Trinity United Reformed Church in Cranbrook Road closed and has been converted into houses. The church began in the recently demolished church hall of 1901 which was demolished for the car park. The main church was built in 1907 to the designs of Phillip Munro in a very Scottish kind of Gothic.

St Catherine's church (Salisbury Road) has been converted to housing. It was erected in 1898 with the intention of a larger church being built alongside. The building is currently a long lancet style with porch - however it closed in the 1950s and was used for storage before being converted to housing.

Redland Park United Reformed Church on the Redland side of Whiteladies Road was founded in 1861 (as Redland Park Congregational Church). The building was destroyed in the Bristol Blitz in 1940, and the new church was opened in 1957. Tyndale Baptist Church, also on the Redland side of Whiteladies Road, was founded in 1867, largely destroyed in the Blitz and rebuilt in 1955.

== Schools ==
Redland is home to Redland Green School, a free academy secondary school opened in 2007 which also contains the secondary campus of Claremont Special School. Bristol Steiner School is also in the ward. Redland formerly contained Redland High School, an independent girls' school which merged with The Red Maids' School in September 2017, to form Redmaids' High School.

St Bonaventure's Catholic Primary School and Bishop Road Primary School are in Redland ward.

== Other listed buildings ==
The architecture of the buildings is generally Georgian but with some Victorian buildings and a small number of mid-twentieth century ones.

Redland Court was built between 1732 and 1735 by John Strahan, for John Cossins, on the site of an Elizabethan House which previously stood on the same site. It is grade II* listed, as are the piers and gates at the main entrance, the perimeter wall, piers and gates to Redland Chapel churchyard and the West gateway and attached garden wall and balustrade.

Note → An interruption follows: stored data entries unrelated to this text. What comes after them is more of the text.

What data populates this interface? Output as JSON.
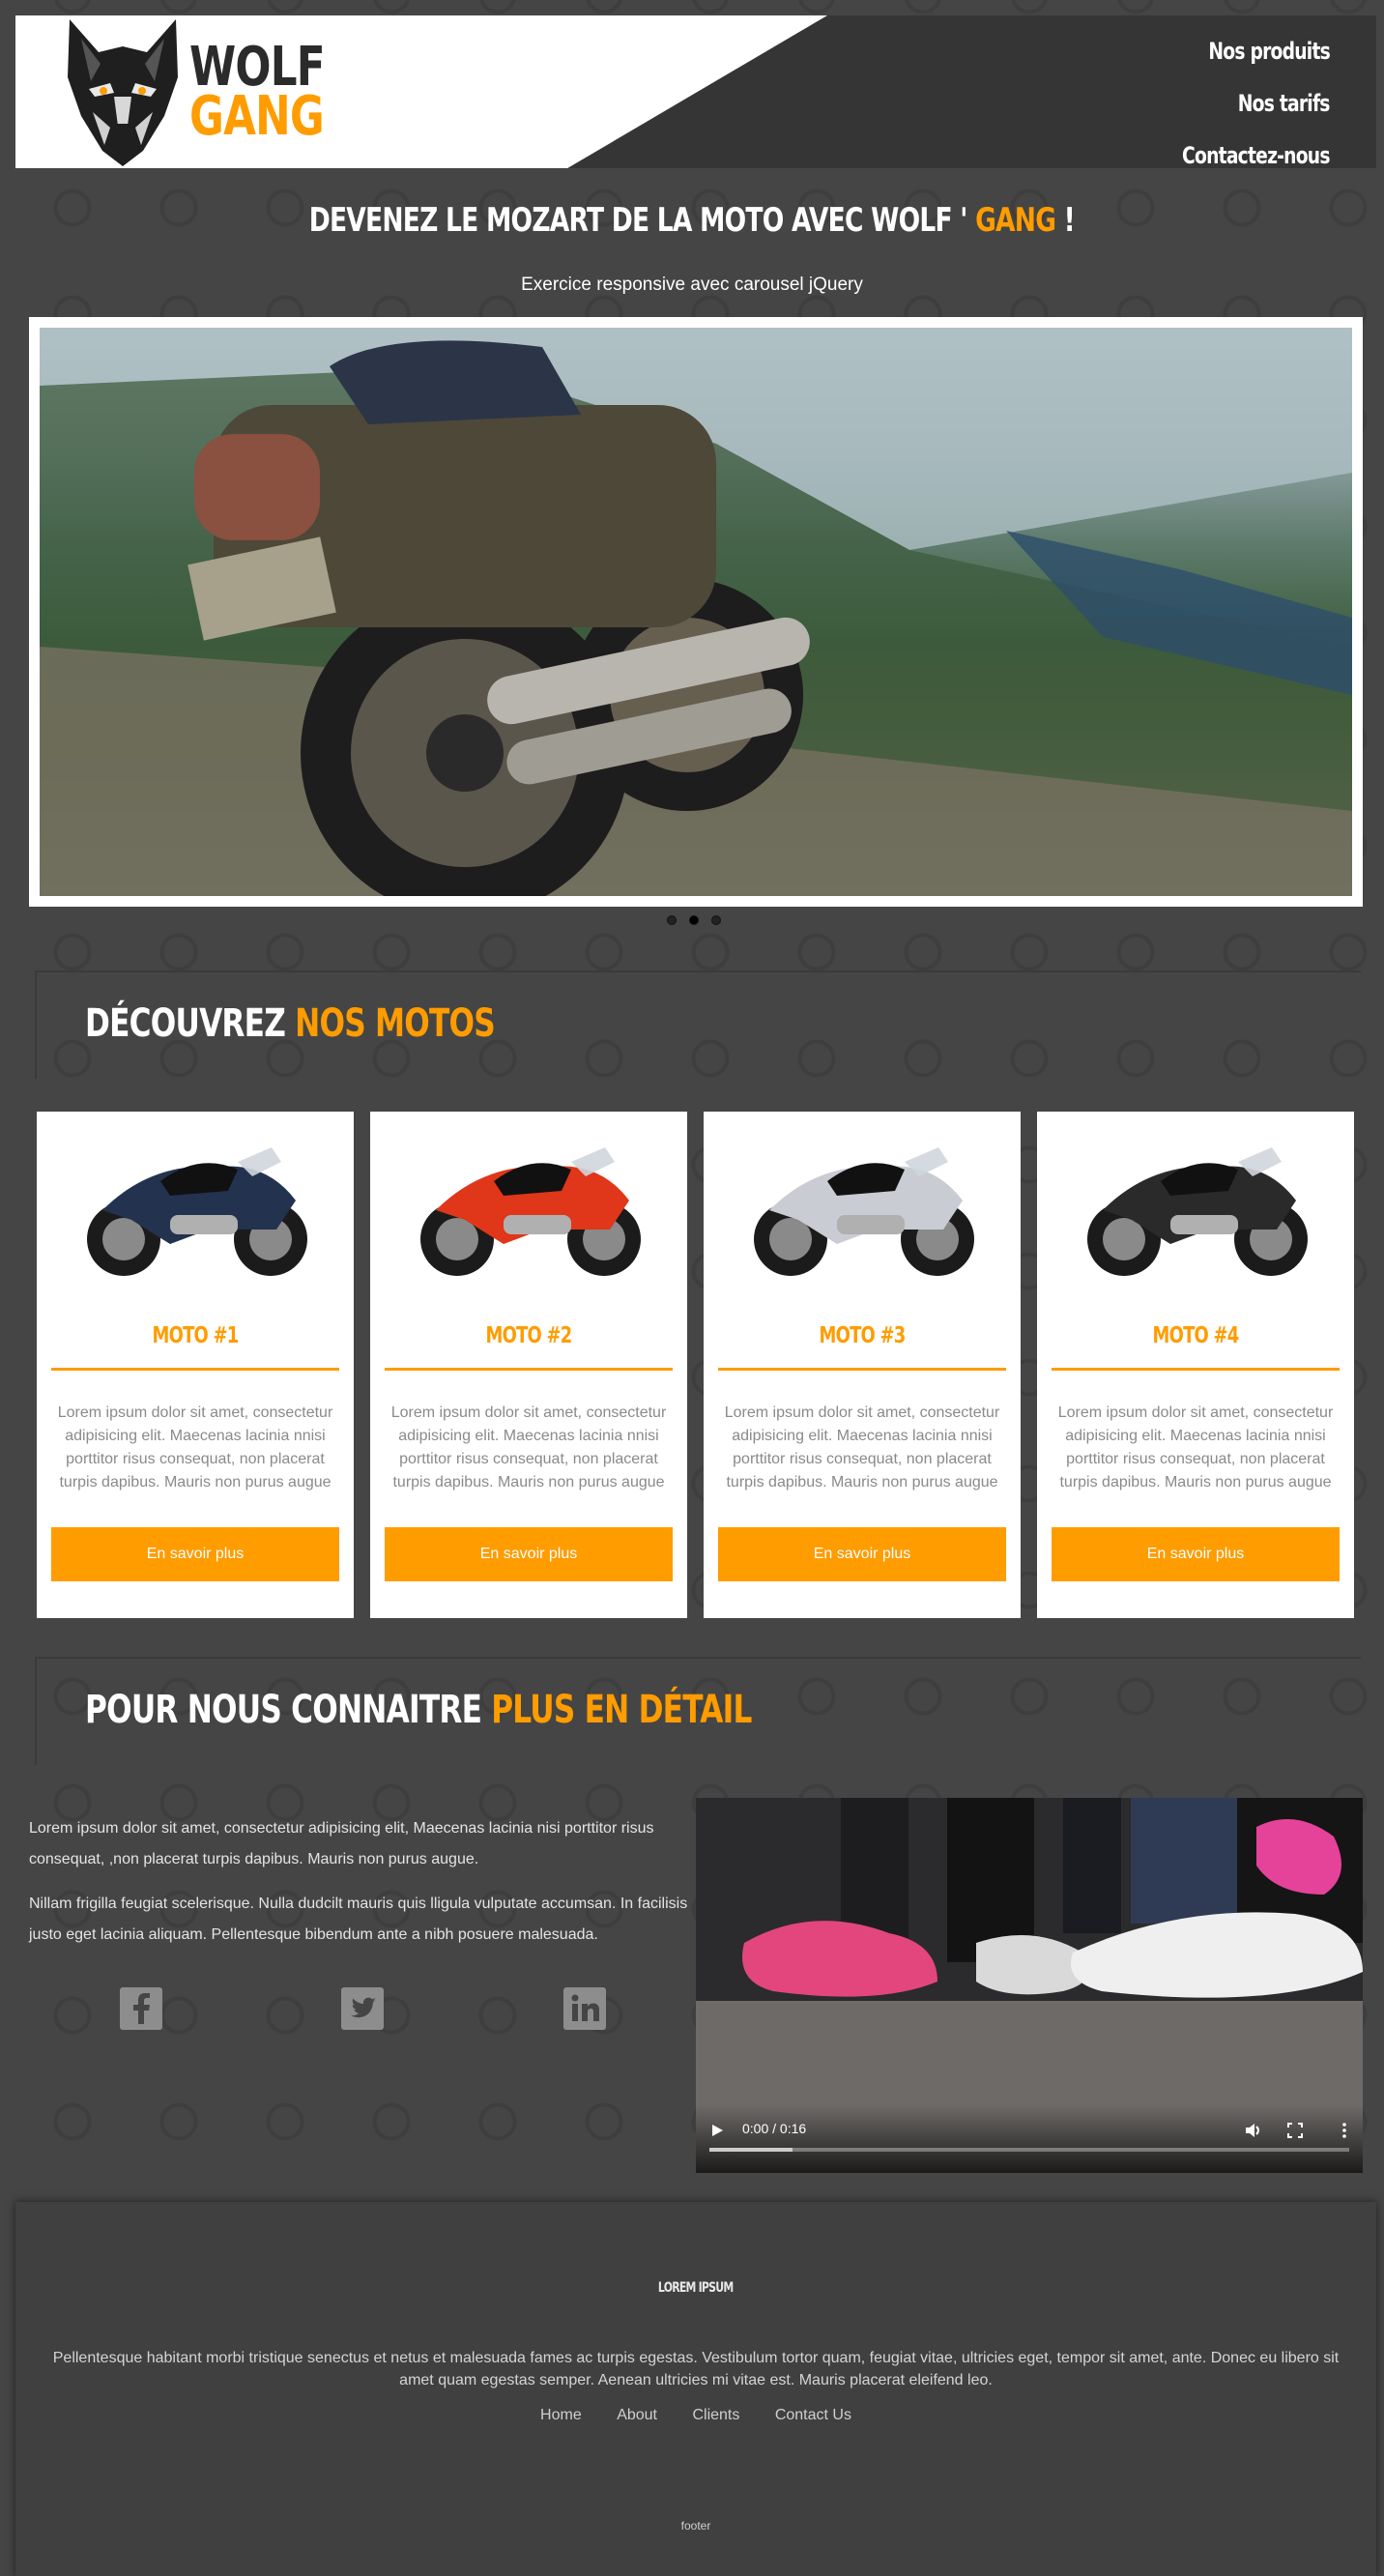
{
  "header": {
    "logo_word1": "WOLF",
    "logo_word2": "GANG",
    "nav": [
      "Nos produits",
      "Nos tarifs",
      "Contactez-nous"
    ]
  },
  "hero": {
    "title_part1": "DEVENEZ LE MOZART DE LA MOTO AVEC WOLF '",
    "title_highlight": "GANG",
    "title_end": "!",
    "subtitle": "Exercice responsive avec carousel jQuery"
  },
  "carousel": {
    "slides_count": 3,
    "active_slide": 2
  },
  "section_motos": {
    "title": "DÉCOUVREZ",
    "highlight": "NOS MOTOS"
  },
  "cards": [
    {
      "title": "MOTO #1",
      "text": "Lorem ipsum dolor sit amet, consectetur adipisicing elit. Maecenas lacinia nnisi porttitor risus consequat, non placerat turpis dapibus. Mauris non purus augue",
      "button": "En savoir plus",
      "bike_color": "#23324f"
    },
    {
      "title": "MOTO #2",
      "text": "Lorem ipsum dolor sit amet, consectetur adipisicing elit. Maecenas lacinia nnisi porttitor risus consequat, non placerat turpis dapibus. Mauris non purus augue",
      "button": "En savoir plus",
      "bike_color": "#e0361a"
    },
    {
      "title": "MOTO #3",
      "text": "Lorem ipsum dolor sit amet, consectetur adipisicing elit. Maecenas lacinia nnisi porttitor risus consequat, non placerat turpis dapibus. Mauris non purus augue",
      "button": "En savoir plus",
      "bike_color": "#c9ccd2"
    },
    {
      "title": "MOTO #4",
      "text": "Lorem ipsum dolor sit amet, consectetur adipisicing elit. Maecenas lacinia nnisi porttitor risus consequat, non placerat turpis dapibus. Mauris non purus augue",
      "button": "En savoir plus",
      "bike_color": "#2a2a2a"
    }
  ],
  "section_about": {
    "title": "POUR NOUS CONNAITRE",
    "highlight": "PLUS EN DÉTAIL"
  },
  "about": {
    "paragraph1": "Lorem ipsum dolor sit amet, consectetur adipisicing elit, Maecenas lacinia nisi porttitor risus consequat, ,non placerat turpis dapibus. Mauris non purus augue.",
    "paragraph2": "Nillam frigilla feugiat scelerisque. Nulla dudcilt mauris quis lligula vulputate accumsan. In facilisis justo eget lacinia aliquam. Pellentesque bibendum ante a nibh posuere malesuada.",
    "social": [
      "facebook-icon",
      "twitter-icon",
      "linkedin-icon"
    ]
  },
  "video": {
    "time": "0:00 / 0:16",
    "progress": 0.13
  },
  "footer": {
    "heading": "LOREM IPSUM",
    "text": "Pellentesque habitant morbi tristique senectus et netus et malesuada fames ac turpis egestas. Vestibulum tortor quam, feugiat vitae, ultricies eget, tempor sit amet, ante. Donec eu libero sit amet quam egestas semper. Aenean ultricies mi vitae est. Mauris placerat eleifend leo.",
    "links": [
      "Home",
      "About",
      "Clients",
      "Contact Us"
    ],
    "bottom": "footer"
  },
  "colors": {
    "accent": "#ff9c00",
    "background": "#454545",
    "header_dark": "#353535"
  }
}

There are at least twenty individual houses in Redland having grade II or II* listing.

== Transport ==
The southern part of Redland is served by Redland railway station on the Severn Beach line.

Redland is served by bus service 72a operated by First West of England, which runs from Bristol Temple Meads to the University of the West of England's Frenchay Campus via Redland Road and Blackboy Hill. First West of England used to run the bus service 9. Stagecoach service 77 runs between Bristol bus station to Thornbury via Cranbrook Road, supported by financial contributions from both Bristol City Council and South Gloucestershire Council.

== Politics ==
Redland is within the Bristol Central Parliamentary constituency.

Redland ward is in the Bristol City Council jurisdiction and returns two councillors every four years. The incumbents are Fi Hance and Martin Fodor, both of the Green Party.

== Local events ==
At the start of every May a fête is held on Redland Green. This is called the Redland Fair, the Redland May Fair, or simply the May fair, and takes place on the May Day bank holiday.